US Central Command disables oil tanker M/T Belma with Hellfire missiles near Iran’s Kharg Island
The precision strike on a Curacao-flagged tanker marks the first enforcement action since the US reinstated its naval blockade on Iranian oil exports
The US military fired Hellfire missiles at an oil tanker in the Arabian Gulf on July 15, 2026. The target was the M/T Belma, a Curacao-flagged vessel with a deadweight tonnage of 299,988 DWT, and the strike was precise enough to disable the ship without sinking it or triggering an environmental spill.
US Central Command confirmed the operation. The strike came just 24 hours after Washington reinstated a naval blockade specifically designed to choke off Iranian oil exports, which resumed at 4 p.m. ET on July 14, 2026.
What happened and how
CENTCOM targeted the M/T Belma’s smokestack, not its hull. The goal was to kill the ship’s propulsion, leaving the vessel dead in the water without puncturing its cargo tanks.

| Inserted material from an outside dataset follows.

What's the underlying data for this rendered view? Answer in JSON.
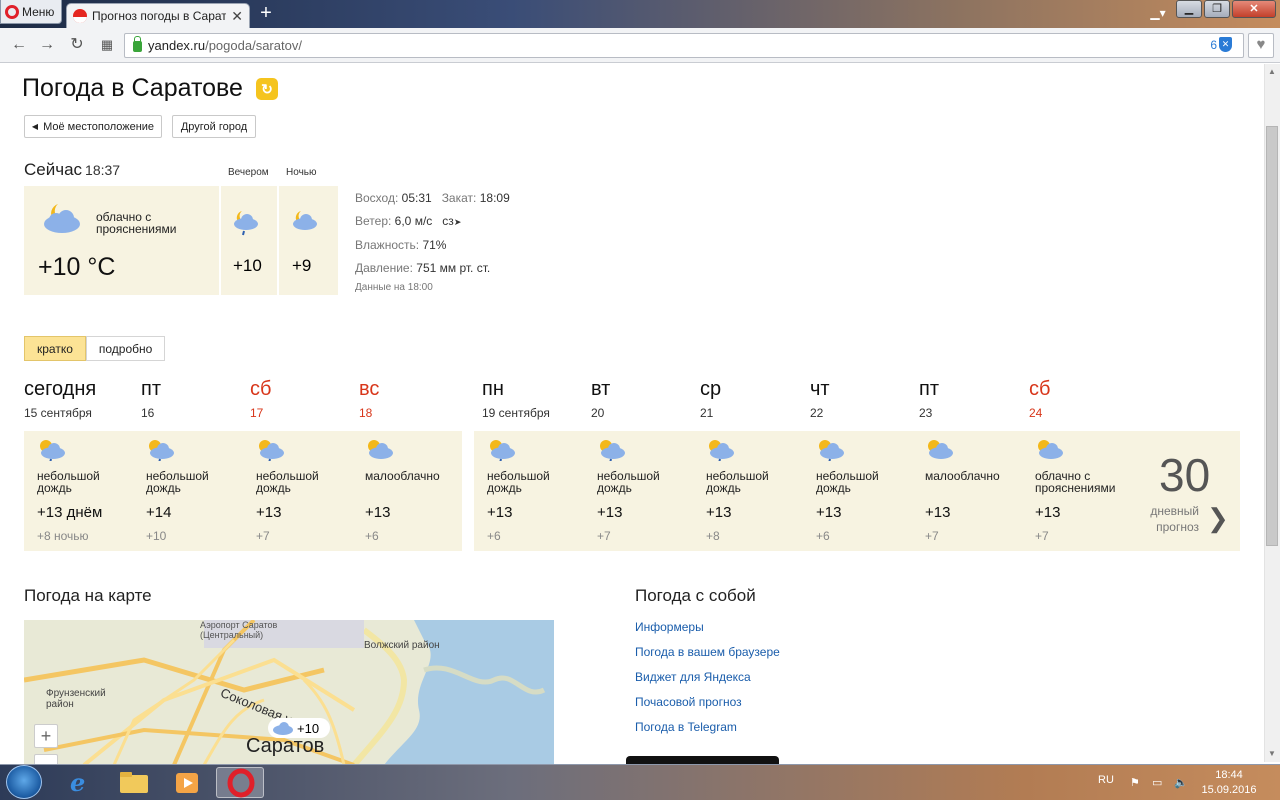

The M/T Belma had been flagged on sanctions watchlists, suggesting the vessel was already known to US authorities as a potential tool for moving Iranian crude in defiance of existing restrictions. The ship was operating near Kharg Island, Iran’s primary oil export hub.
The Belma was not the only vessel tested by the blockade on its first day. Two other ships received orders to comply and did. The Belma did not, which made it the sole target of military enforcement in the opening 24 hours of the renewed operation.
CENTCOM described the action as calibrated, signaling that the US is trying to enforce the blockade without triggering an ecological disaster in the Gulf.
Why Kharg Island makes this significant
Kharg Island handles the bulk of Iran’s oil export capacity, sitting roughly 25 kilometers off Iran’s southwestern coast in the Arabian Gulf.
The M/T Belma itself is a very large crude carrier. At 299,988 DWT and 333 meters in length, it sits just below the threshold of the industry’s largest category.
What this means for energy markets and crypto
CryptoBriefing noted potential indirect effects on crypto markets due to energy price volatility stemming from this incident. Bitcoin’s proof-of-work network runs on electricity, and electricity costs are tethered to energy prices. A sustained period of elevated oil and gas prices compresses mining margins, particularly for operations in regions where energy costs are not locked in through long-term contracts.
No cryptocurrency tokens or related protocols were mentioned in direct association with this event.